Expedition AL628 is the first of three missions to collect data for three major munitions projects: CONMAR, which investigates munitions management in German waters; MUNI-RISK, which focuses on the entire Baltic Sea; and MMinE-SwEEPER, a nine-country European research effort. In addition to scientific and technological objectives — such as assessing munitions contamination and improving autonomous mapping and analysis methods — the expedition also promotes international cooperation.

“We rely on the exchange of knowledge and data,” says chief scientist Prof. Dr Jens Greinert, marine geologist and munitions expert at GEOMAR. “Where could old munitions be located?” Looking out over the vast ocean around the ship, the challenge is evident: where to start searching? Even when there are clues, the search remains complex and often time-consuming.

For the area south-west of Bornholm, there were such indications. Jens Greinert explains: “On the other side of the island, chemical munitions were dumped in 1947, and this area here is classified as a relocation area. In the past, when fishermen found remnants of chemical warfare agents in their catch, they were instructed to dispose of them here".

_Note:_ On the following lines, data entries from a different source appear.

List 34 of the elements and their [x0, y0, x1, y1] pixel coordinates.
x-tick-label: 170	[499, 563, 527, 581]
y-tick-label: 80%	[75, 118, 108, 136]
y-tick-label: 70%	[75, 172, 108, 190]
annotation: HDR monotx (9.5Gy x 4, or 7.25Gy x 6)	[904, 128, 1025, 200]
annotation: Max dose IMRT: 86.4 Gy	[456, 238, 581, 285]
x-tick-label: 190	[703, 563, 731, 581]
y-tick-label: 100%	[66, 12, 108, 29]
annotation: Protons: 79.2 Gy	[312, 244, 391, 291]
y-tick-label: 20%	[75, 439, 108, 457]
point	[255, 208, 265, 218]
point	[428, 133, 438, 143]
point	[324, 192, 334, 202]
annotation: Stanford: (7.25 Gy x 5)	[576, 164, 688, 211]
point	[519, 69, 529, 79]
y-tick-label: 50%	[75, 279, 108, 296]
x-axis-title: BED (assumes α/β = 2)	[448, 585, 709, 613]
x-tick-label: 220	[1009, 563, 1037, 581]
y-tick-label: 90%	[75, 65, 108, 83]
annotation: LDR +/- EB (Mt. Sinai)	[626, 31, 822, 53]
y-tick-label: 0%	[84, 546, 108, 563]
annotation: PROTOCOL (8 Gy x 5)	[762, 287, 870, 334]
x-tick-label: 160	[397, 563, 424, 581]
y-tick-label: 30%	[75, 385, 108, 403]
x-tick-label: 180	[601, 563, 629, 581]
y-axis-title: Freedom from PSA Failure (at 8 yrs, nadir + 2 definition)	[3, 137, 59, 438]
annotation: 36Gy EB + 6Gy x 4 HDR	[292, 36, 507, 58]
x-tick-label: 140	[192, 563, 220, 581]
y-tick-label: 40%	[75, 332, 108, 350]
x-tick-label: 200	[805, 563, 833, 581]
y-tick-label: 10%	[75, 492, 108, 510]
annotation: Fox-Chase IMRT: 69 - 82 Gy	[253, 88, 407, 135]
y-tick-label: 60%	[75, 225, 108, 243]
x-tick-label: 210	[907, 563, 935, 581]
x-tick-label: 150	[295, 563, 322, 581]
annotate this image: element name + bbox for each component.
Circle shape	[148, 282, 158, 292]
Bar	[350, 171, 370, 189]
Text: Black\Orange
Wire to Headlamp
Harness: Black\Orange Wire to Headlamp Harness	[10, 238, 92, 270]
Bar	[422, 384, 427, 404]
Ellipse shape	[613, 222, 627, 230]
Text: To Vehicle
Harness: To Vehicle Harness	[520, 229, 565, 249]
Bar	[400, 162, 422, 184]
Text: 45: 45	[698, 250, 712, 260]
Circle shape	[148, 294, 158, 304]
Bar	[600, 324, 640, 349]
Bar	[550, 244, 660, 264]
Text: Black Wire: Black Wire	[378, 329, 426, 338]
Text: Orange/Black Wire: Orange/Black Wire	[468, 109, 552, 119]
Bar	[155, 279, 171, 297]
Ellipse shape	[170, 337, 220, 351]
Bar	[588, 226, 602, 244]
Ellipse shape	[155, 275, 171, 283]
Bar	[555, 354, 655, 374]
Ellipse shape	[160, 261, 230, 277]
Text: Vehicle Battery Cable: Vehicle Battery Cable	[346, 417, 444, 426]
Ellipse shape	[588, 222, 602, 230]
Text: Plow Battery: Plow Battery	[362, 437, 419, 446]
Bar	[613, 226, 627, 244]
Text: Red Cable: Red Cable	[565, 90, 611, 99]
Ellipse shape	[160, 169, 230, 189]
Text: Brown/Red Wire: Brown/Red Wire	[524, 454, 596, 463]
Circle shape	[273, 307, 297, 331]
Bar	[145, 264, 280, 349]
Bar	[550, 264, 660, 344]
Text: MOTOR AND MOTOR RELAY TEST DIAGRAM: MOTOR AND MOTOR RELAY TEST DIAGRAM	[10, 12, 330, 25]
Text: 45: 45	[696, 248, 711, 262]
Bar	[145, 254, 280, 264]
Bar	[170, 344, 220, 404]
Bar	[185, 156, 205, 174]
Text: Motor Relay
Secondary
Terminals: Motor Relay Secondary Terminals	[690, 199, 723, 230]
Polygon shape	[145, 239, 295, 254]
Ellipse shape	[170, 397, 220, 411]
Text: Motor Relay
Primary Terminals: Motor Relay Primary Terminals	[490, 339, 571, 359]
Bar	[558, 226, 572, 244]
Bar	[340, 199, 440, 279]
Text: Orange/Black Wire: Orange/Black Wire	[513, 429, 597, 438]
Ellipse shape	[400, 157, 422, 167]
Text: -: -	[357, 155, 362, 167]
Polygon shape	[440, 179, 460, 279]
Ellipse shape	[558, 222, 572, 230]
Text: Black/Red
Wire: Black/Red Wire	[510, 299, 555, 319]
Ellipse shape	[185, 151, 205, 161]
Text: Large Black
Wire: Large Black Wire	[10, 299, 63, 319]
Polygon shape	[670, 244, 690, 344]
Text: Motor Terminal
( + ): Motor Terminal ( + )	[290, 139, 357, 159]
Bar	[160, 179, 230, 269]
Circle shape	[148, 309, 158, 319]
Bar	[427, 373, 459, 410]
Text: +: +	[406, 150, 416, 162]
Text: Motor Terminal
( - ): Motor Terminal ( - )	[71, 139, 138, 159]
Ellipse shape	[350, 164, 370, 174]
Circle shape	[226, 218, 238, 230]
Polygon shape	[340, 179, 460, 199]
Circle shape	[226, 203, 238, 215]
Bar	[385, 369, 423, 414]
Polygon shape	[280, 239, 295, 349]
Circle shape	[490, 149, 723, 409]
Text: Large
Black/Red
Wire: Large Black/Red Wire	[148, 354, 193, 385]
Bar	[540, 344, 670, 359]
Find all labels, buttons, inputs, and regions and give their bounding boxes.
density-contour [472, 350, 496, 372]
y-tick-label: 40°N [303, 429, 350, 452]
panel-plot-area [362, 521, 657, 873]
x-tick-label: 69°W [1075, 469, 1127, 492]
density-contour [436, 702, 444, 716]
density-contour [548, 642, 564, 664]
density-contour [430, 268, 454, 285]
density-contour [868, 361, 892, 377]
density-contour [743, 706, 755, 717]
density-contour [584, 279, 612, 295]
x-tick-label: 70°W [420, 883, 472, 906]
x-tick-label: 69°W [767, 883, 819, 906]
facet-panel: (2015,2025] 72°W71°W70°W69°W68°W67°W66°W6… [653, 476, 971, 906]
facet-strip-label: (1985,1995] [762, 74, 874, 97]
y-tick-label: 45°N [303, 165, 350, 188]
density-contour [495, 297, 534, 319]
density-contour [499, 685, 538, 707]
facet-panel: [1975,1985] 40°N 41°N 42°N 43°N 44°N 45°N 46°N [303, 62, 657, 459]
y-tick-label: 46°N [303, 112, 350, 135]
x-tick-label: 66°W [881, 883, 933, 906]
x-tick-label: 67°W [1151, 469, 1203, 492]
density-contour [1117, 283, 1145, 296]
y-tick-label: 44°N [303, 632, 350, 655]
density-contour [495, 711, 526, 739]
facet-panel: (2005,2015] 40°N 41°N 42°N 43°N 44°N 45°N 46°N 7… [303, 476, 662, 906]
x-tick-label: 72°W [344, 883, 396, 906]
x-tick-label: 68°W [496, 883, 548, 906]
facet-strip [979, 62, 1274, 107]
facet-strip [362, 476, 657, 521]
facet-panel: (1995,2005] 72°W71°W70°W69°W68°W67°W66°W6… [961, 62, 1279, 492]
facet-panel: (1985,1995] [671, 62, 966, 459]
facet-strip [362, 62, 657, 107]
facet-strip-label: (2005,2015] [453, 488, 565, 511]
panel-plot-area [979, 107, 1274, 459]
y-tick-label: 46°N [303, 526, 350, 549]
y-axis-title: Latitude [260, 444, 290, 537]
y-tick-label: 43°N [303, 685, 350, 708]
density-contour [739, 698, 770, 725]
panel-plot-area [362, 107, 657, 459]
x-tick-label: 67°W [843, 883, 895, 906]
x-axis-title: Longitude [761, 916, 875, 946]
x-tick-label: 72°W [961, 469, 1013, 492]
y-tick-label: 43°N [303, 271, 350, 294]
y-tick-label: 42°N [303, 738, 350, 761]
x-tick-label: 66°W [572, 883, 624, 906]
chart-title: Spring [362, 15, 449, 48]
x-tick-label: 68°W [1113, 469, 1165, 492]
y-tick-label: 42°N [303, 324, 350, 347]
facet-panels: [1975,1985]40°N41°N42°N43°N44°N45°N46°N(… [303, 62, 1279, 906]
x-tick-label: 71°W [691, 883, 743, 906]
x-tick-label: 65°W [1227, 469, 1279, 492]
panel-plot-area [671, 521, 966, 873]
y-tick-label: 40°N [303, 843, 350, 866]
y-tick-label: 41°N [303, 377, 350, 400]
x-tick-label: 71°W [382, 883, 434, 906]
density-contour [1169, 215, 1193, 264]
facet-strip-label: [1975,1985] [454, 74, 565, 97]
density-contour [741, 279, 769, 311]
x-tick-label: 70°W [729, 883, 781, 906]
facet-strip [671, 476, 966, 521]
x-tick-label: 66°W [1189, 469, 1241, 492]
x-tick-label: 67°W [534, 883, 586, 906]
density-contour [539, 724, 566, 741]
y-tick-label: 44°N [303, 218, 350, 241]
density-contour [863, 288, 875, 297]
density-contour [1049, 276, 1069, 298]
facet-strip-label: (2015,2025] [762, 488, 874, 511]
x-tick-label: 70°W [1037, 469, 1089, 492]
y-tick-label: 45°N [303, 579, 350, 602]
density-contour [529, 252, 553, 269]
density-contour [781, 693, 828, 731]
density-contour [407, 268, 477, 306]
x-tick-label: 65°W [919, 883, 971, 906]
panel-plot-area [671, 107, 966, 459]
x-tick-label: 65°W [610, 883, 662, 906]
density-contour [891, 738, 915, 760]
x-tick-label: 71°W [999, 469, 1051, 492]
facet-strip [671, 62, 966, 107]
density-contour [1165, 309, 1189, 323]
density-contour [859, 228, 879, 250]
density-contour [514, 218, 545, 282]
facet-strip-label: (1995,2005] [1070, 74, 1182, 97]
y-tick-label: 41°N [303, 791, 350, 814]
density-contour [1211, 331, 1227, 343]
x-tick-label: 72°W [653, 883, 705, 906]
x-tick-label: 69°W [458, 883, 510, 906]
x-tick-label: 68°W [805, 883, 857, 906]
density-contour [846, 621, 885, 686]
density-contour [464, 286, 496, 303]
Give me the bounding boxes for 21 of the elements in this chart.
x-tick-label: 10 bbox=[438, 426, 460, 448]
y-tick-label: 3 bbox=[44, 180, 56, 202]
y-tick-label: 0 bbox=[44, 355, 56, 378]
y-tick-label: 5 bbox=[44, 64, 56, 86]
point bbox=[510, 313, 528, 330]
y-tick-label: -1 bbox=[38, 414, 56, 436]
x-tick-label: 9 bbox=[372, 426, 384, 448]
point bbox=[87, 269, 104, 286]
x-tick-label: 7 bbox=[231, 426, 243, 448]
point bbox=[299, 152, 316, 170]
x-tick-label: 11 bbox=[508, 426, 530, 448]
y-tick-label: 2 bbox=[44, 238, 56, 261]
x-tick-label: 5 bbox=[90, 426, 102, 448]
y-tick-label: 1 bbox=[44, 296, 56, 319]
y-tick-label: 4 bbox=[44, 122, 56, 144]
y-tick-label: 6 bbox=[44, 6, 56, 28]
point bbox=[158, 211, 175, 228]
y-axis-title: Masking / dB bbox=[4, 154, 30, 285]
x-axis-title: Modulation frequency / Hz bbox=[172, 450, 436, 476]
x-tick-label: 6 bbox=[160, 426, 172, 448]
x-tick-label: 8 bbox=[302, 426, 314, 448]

Seeing through the eye of KÄPT’N BLAUBÄR

While ALBERT and TIFFY scan the seabed in the area, KÄPT’N BLAUBÄR’s camera allows the research team to monitor the conditions in real time: lots of rocks, some covered in marine growth, but no sign of chemical munitions. Chemical analysis of water samples taken at the same time shows no evidence of explosives. “That is good news,” summarises Greinert.

Next, ALKOR will head to munitions dumping sites in the Bay of Lübeck, where researchers from the Polish institute IOPAN and the German Federal Police will join the expedition. The final destination will be off the coast of Boltenhagen, where a barge loaded with conventional munitions was sunk after the Second World War. The contents of the barge, which is lying on the seabed, will be cleared by an explosive ordnance disposal company from Rostock in June and July.

The next expedition is planned for October 2025 and will focus on investigating chemical munitions in Polish waters.

About: Unexploded Ordnance in the Baltic Sea

An estimated 40,000 tonnes of chemical munitions from World War II, along with over one million tonnes of unexploded ordnance (UXO), lie submerged in the Baltic Sea. Containing hazardous substances like mustard gas and arsenic compounds, often in corroding containers, these munitions pose serious risks to marine ecosystems, human health, and industries such as fishing and offshore wind energy. Researching these legacy munitions is a complex challenge, beginning with the mapping of munitions dumping sites and former battle zones. Reliable technologies are still lacking for the automated detection of hazardous objects and for accurately assessing their risk potential. The expeditions with the research vessel ALKOR aim to gather data to further develop such technologies, improve understanding of the environmental impacts of munitions contamination in the Baltic Sea, and ultimately contribute to long-term solutions for safe handling.

About: MUNI-RISK

MUNI-RISK, or Mitigation of Risks Due to Submerged Munitions for a Sustainable Development of the Baltic Sea, is an EU-funded project dedicated to addressing the risks posed by old munitions on the seafloor of the Baltic Sea. These remnants of past conflicts, including World War II, can pose serious environmental and safety hazards. The project aims to identify the most critical areas for remediation and improve risk assessments, especially in locations where new infrastructure, such as offshore wind farms, is planned. By compiling and analysing data from Baltic Sea countries, MUNI-RISK will help fill knowledge gaps, promote a science-based approach to managing underwater munitions, and support public and private entities in incorporating munitions risks into environmental impact assessments. The project’s findings will be shared with national and international stakeholders, ensuring that the methods developed can also be applied to other regions, such as the Black Sea.